Buckling behavior and axial load transfer assessment of coiled tubing with initial curvature in constant-curvature wellbores

Abstract

This paper presents a mechanical equilibrium equation for coiled tubing (CT) with an initial curvature for use in a constant-curvature wellbore, based on the beam–column method. The critical sinusoidal and helical buckling loads, the rules for the contact between the CT and wellbore, and the transmission of the axial force along the length are determined. The proposed model shows that the initial curvature of the CT has a greater influence on the critical sinusoidal buckling than on the helical buckling. In addition, both critical buckling loads increase with the initial angular radian value, and the buckling loads in constant-curvature wellbores are greater than those in vertical wells. The critical buckling loads decrease exponentially with an increase in the borehole curvature radius, which changes slightly when the curvature radius of the well increases to a certain extent.
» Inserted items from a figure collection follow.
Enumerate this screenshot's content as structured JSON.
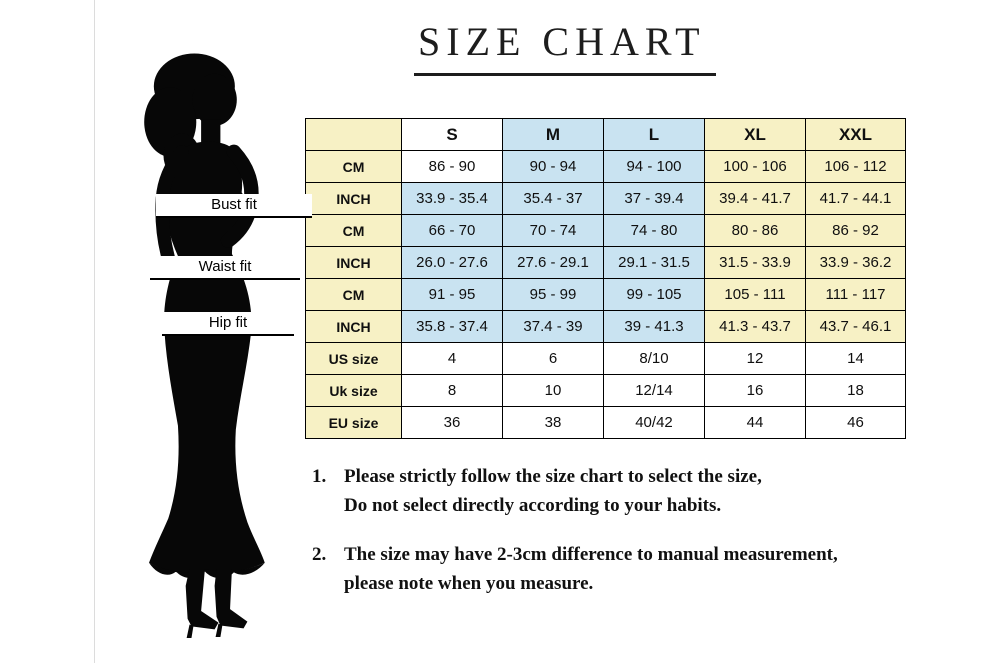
{
  "title": "SIZE CHART",
  "silhouette": {
    "name": "woman-silhouette",
    "color": "#070707"
  },
  "fit_labels": [
    {
      "label": "Bust fit"
    },
    {
      "label": "Waist fit"
    },
    {
      "label": "Hip fit"
    }
  ],
  "chart_data": {
    "type": "table",
    "title": "SIZE CHART",
    "columns": [
      "",
      "S",
      "M",
      "L",
      "XL",
      "XXL"
    ],
    "header_bg": [
      "y",
      "w",
      "b",
      "b",
      "y",
      "y"
    ],
    "rows": [
      {
        "label": "CM",
        "measure": "Bust fit",
        "values": [
          "86 - 90",
          "90 - 94",
          "94 - 100",
          "100 - 106",
          "106 - 112"
        ],
        "bg": [
          "y",
          "w",
          "b",
          "b",
          "y",
          "y"
        ]
      },
      {
        "label": "INCH",
        "measure": "Bust fit",
        "values": [
          "33.9 - 35.4",
          "35.4 - 37",
          "37 - 39.4",
          "39.4 - 41.7",
          "41.7 - 44.1"
        ],
        "bg": [
          "y",
          "b",
          "b",
          "b",
          "y",
          "y"
        ]
      },
      {
        "label": "CM",
        "measure": "Waist fit",
        "values": [
          "66 - 70",
          "70 - 74",
          "74 - 80",
          "80 - 86",
          "86 - 92"
        ],
        "bg": [
          "y",
          "b",
          "b",
          "b",
          "y",
          "y"
        ]
      },
      {
        "label": "INCH",
        "measure": "Waist fit",
        "values": [
          "26.0 - 27.6",
          "27.6 - 29.1",
          "29.1 - 31.5",
          "31.5 - 33.9",
          "33.9 - 36.2"
        ],
        "bg": [
          "y",
          "b",
          "b",
          "b",
          "y",
          "y"
        ]
      },
      {
        "label": "CM",
        "measure": "Hip fit",
        "values": [
          "91 - 95",
          "95 - 99",
          "99 - 105",
          "105 - 111",
          "111 - 117"
        ],
        "bg": [
          "y",
          "b",
          "b",
          "b",
          "y",
          "y"
        ]
      },
      {
        "label": "INCH",
        "measure": "Hip fit",
        "values": [
          "35.8 - 37.4",
          "37.4 - 39",
          "39 - 41.3",
          "41.3 - 43.7",
          "43.7 - 46.1"
        ],
        "bg": [
          "y",
          "b",
          "b",
          "b",
          "y",
          "y"
        ]
      },
      {
        "label": "US size",
        "values": [
          "4",
          "6",
          "8/10",
          "12",
          "14"
        ],
        "bg": [
          "y",
          "w",
          "w",
          "w",
          "w",
          "w"
        ]
      },
      {
        "label": "Uk size",
        "values": [
          "8",
          "10",
          "12/14",
          "16",
          "18"
        ],
        "bg": [
          "y",
          "w",
          "w",
          "w",
          "w",
          "w"
        ]
      },
      {
        "label": "EU size",
        "values": [
          "36",
          "38",
          "40/42",
          "44",
          "46"
        ],
        "bg": [
          "y",
          "w",
          "w",
          "w",
          "w",
          "w"
        ]
      }
    ],
    "colors": {
      "y": "#f7f1c5",
      "b": "#c9e3f1",
      "w": "#ffffff"
    },
    "grid": true,
    "legend_position": "none"
  },
  "notes": [
    {
      "number": "1.",
      "lines": [
        "Please strictly follow the size chart to select the size,",
        "Do not select directly according to your habits."
      ]
    },
    {
      "number": "2.",
      "lines": [
        "The size may have 2-3cm difference  to manual measurement,",
        "please note when you measure."
      ]
    }
  ]
}
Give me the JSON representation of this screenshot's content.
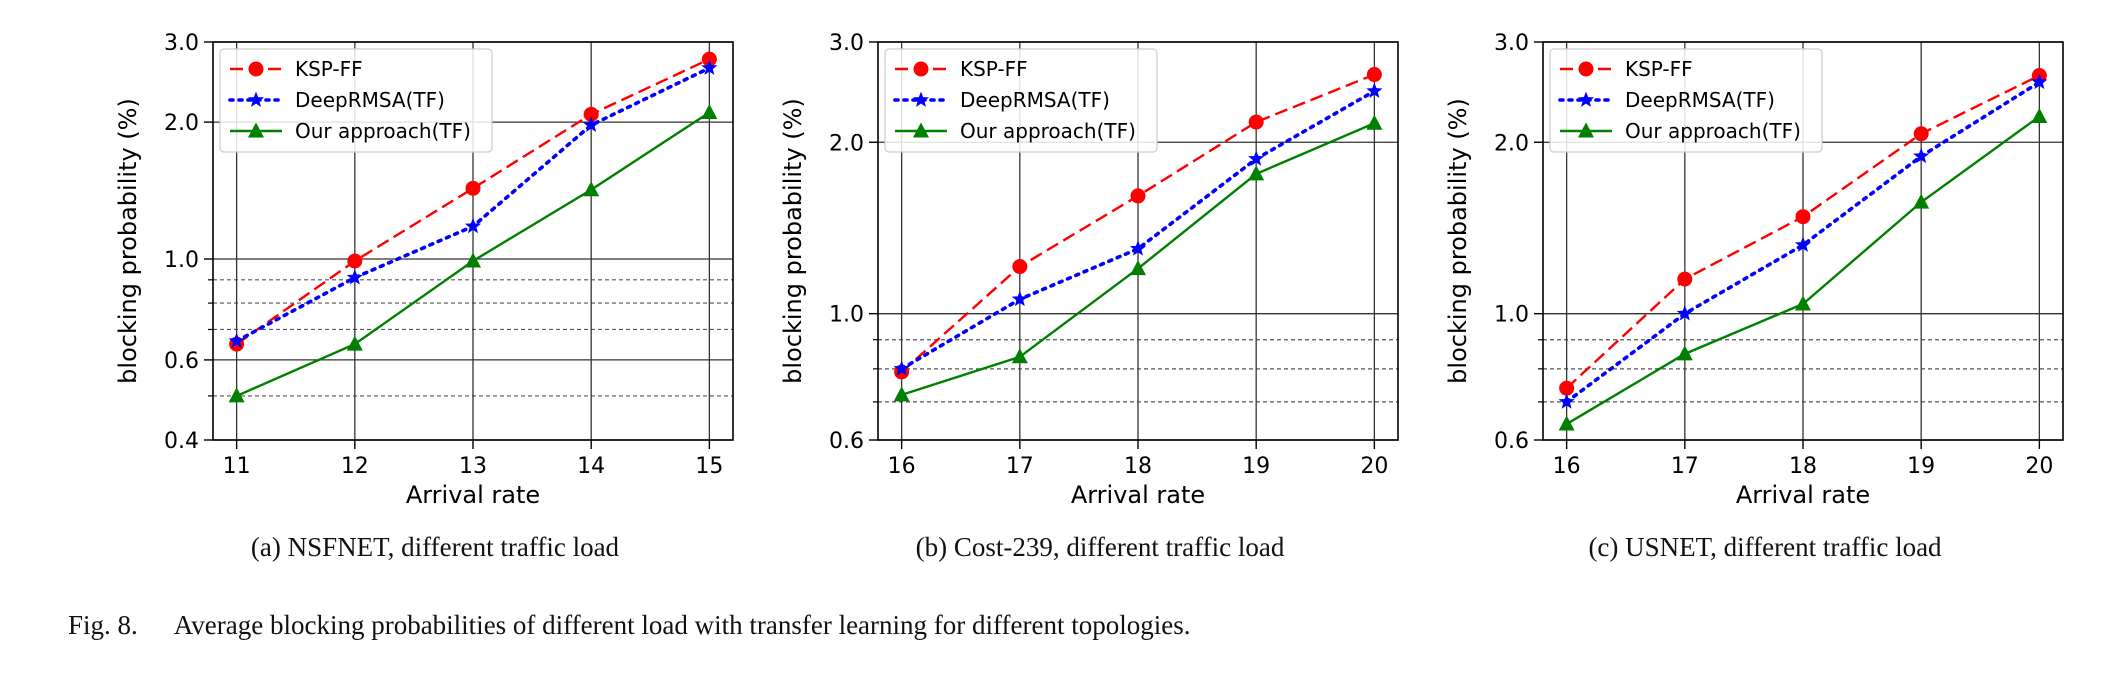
{
  "figure_label": "Fig. 8.",
  "figure_caption": "Average blocking probabilities of different load with transfer learning for different topologies.",
  "colors": {
    "ksp": "#ff0000",
    "deeprmsa": "#0000ff",
    "ours": "#008000"
  },
  "chart_data": [
    {
      "type": "line",
      "caption": "(a) NSFNET, different traffic load",
      "xlabel": "Arrival rate",
      "ylabel": "blocking probability (%)",
      "yscale": "log",
      "x": [
        11,
        12,
        13,
        14,
        15
      ],
      "xlim": [
        10.8,
        15.2
      ],
      "ylim": [
        0.4,
        3.0
      ],
      "major_ticks": [
        0.4,
        0.6,
        1.0,
        2.0,
        3.0
      ],
      "major_tick_labels": [
        "0.4",
        "0.6",
        "1.0",
        "2.0",
        "3.0"
      ],
      "minor_ticks": [
        0.5,
        0.7,
        0.8,
        0.9
      ],
      "grid": true,
      "legend_position": "upper-left",
      "series": [
        {
          "name": "KSP-FF",
          "values": [
            0.65,
            0.99,
            1.43,
            2.08,
            2.75
          ]
        },
        {
          "name": "DeepRMSA(TF)",
          "values": [
            0.66,
            0.91,
            1.18,
            1.97,
            2.63
          ]
        },
        {
          "name": "Our approach(TF)",
          "values": [
            0.5,
            0.65,
            0.99,
            1.42,
            2.1
          ]
        }
      ]
    },
    {
      "type": "line",
      "caption": "(b) Cost-239, different traffic load",
      "xlabel": "Arrival rate",
      "ylabel": "blocking probability (%)",
      "yscale": "log",
      "x": [
        16,
        17,
        18,
        19,
        20
      ],
      "xlim": [
        15.8,
        20.2
      ],
      "ylim": [
        0.6,
        3.0
      ],
      "major_ticks": [
        0.6,
        1.0,
        2.0,
        3.0
      ],
      "major_tick_labels": [
        "0.6",
        "1.0",
        "2.0",
        "3.0"
      ],
      "minor_ticks": [
        0.7,
        0.8,
        0.9
      ],
      "grid": true,
      "legend_position": "upper-left",
      "series": [
        {
          "name": "KSP-FF",
          "values": [
            0.79,
            1.21,
            1.61,
            2.17,
            2.63
          ]
        },
        {
          "name": "DeepRMSA(TF)",
          "values": [
            0.8,
            1.06,
            1.3,
            1.87,
            2.46
          ]
        },
        {
          "name": "Our approach(TF)",
          "values": [
            0.72,
            0.84,
            1.2,
            1.76,
            2.16
          ]
        }
      ]
    },
    {
      "type": "line",
      "caption": "(c) USNET, different traffic load",
      "xlabel": "Arrival rate",
      "ylabel": "blocking probability (%)",
      "yscale": "log",
      "x": [
        16,
        17,
        18,
        19,
        20
      ],
      "xlim": [
        15.8,
        20.2
      ],
      "ylim": [
        0.6,
        3.0
      ],
      "major_ticks": [
        0.6,
        1.0,
        2.0,
        3.0
      ],
      "major_tick_labels": [
        "0.6",
        "1.0",
        "2.0",
        "3.0"
      ],
      "minor_ticks": [
        0.7,
        0.8,
        0.9
      ],
      "grid": true,
      "legend_position": "upper-left",
      "series": [
        {
          "name": "KSP-FF",
          "values": [
            0.74,
            1.15,
            1.48,
            2.07,
            2.62
          ]
        },
        {
          "name": "DeepRMSA(TF)",
          "values": [
            0.7,
            1.0,
            1.32,
            1.89,
            2.55
          ]
        },
        {
          "name": "Our approach(TF)",
          "values": [
            0.64,
            0.85,
            1.04,
            1.57,
            2.22
          ]
        }
      ]
    }
  ]
}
When the CT is undergoing sinusoidal buckling, the contact force between the CT and well is sensitive to the initial angular radian value, axial force, and curvature radius of the well. However, when the CT experiences helical buckling, the contact force is primarily affected by the axial force. When the CT has a small amount of residual buckling, its buckled shape is similar to that of a straight pipe. Thus, the distribution and magnitude of the contact force are similar. Meanwhile, the transmission of an axial force along the length is affected more significantly by the friction coefficient and outer diameter of the CT than by the initial angular radian value and curvature radius of the well.